By enabling the Moderation feature, you can make your ChatGPT a safer, more respectful, and user-friendly tool for your customers or audience.
Enabling Moderation
This guide will walk you through the steps to enable and configure the Moderation feature in your chatbot.
- Shortcode
- Widget
- Navigate to the ChatGPT - Shortcode tab in your dashboard.
- Click on the Moderation tab located on the right side of your screen.
- Look for the Enable Moderation and Model options:
- Enable Moderation: Toggle this switch to enable the chatbot to moderate user messages to detect any offensive words or content.
- Model: Choose the content moderation model you wish to use. Two options are available: text-moderation-stable and text-moderation-latest. The default is text-moderation-latest, which automatically upgrades over time.

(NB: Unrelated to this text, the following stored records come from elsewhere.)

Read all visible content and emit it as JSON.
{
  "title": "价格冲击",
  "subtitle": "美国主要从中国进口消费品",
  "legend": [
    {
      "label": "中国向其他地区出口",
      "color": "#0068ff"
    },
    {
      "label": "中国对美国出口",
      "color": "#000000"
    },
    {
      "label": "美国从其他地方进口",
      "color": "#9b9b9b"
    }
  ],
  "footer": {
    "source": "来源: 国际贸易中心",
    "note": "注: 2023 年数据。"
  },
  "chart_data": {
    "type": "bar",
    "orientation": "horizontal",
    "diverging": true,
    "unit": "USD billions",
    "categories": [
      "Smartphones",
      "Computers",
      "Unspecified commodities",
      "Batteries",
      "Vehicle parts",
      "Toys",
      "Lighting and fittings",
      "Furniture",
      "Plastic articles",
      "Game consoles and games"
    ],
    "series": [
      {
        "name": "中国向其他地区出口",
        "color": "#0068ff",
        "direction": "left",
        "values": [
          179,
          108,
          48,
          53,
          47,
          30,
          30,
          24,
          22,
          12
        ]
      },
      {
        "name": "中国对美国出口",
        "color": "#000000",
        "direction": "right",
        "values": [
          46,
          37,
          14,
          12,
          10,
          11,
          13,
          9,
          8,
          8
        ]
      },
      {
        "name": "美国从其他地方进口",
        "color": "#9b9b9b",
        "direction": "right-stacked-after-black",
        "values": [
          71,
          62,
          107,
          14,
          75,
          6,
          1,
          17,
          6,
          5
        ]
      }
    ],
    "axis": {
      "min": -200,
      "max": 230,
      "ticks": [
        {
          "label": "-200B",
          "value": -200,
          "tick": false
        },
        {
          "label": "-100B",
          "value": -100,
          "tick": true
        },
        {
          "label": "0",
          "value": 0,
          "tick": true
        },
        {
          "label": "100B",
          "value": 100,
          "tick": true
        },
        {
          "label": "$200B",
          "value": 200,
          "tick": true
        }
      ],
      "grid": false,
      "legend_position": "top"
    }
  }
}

- Notice: Customize the notice message that will be displayed when offensive content is detected. The default message is "Your message has been flagged as potentially harmful or inappropriate..."
- After adjusting the settings, click on the Save button to apply the changes.
- Navigate to the ChatGPT - Widget tab in your dashboard.
- Click on the Moderation tab located on the right side of your screen.
- Look for the Enable Moderation and Model options:
- Enable Moderation: Toggle this switch to enable the chatbot to moderate user messages to detect any offensive words or content.
- Model: Choose the content moderation model you wish to use. Two options are available: text-moderation-stable and text-moderation-latest. The default is text-moderation-latest, which automatically upgrades over time.
- Notice: Customize the notice message that will be displayed when offensive content is detected. The default message is "Your message has been flagged as potentially harmful or inappropriate..."
- After adjusting the settings, click on the Save button to apply the changes.
Moderation Log
To monitor the effectiveness of the Moderation feature and to review flagged content, a Moderation Log is available.
To access this:
- Shortcode
- Widget
- Navigate to the ChatGPT - Shortcode tab in your dashboard.
- Click on the Logs tab located on the top of your screen.
- Here, you will find a column labeled "Moderation". In this column, each conversation is labeled either as Passed or Flagged.
- To see more details about why a conversation was flagged, click the View button next to each conversation. This will take you to a detailed view of the conversation.
- In the detailed view, flagged content will be marked with a red label, specifying the reason for the flag (for example, "Flagged as Violence").
- This log allows you to review moderated content and better understand how the Moderation feature is working to maintain a respectful and safe conversation environment.
- Navigate to the ChatGPT - Widget tab in your dashboard.
- Click on the Logs tab located on the top of your screen.
- Here, you will find a column labeled "Moderation". In this column, each conversation is labeled either as Passed or Flagged.
- To see more details about why a conversation was flagged, click the View button next to each conversation. This will take you to a detailed view of the conversation.
- In the detailed view, flagged content will be marked with a red label, specifying the reason for the flag (for example, "Flagged as Violence").
- This log allows you to review moderated content and better understand how the Moderation feature is working to maintain a respectful and safe conversation environment.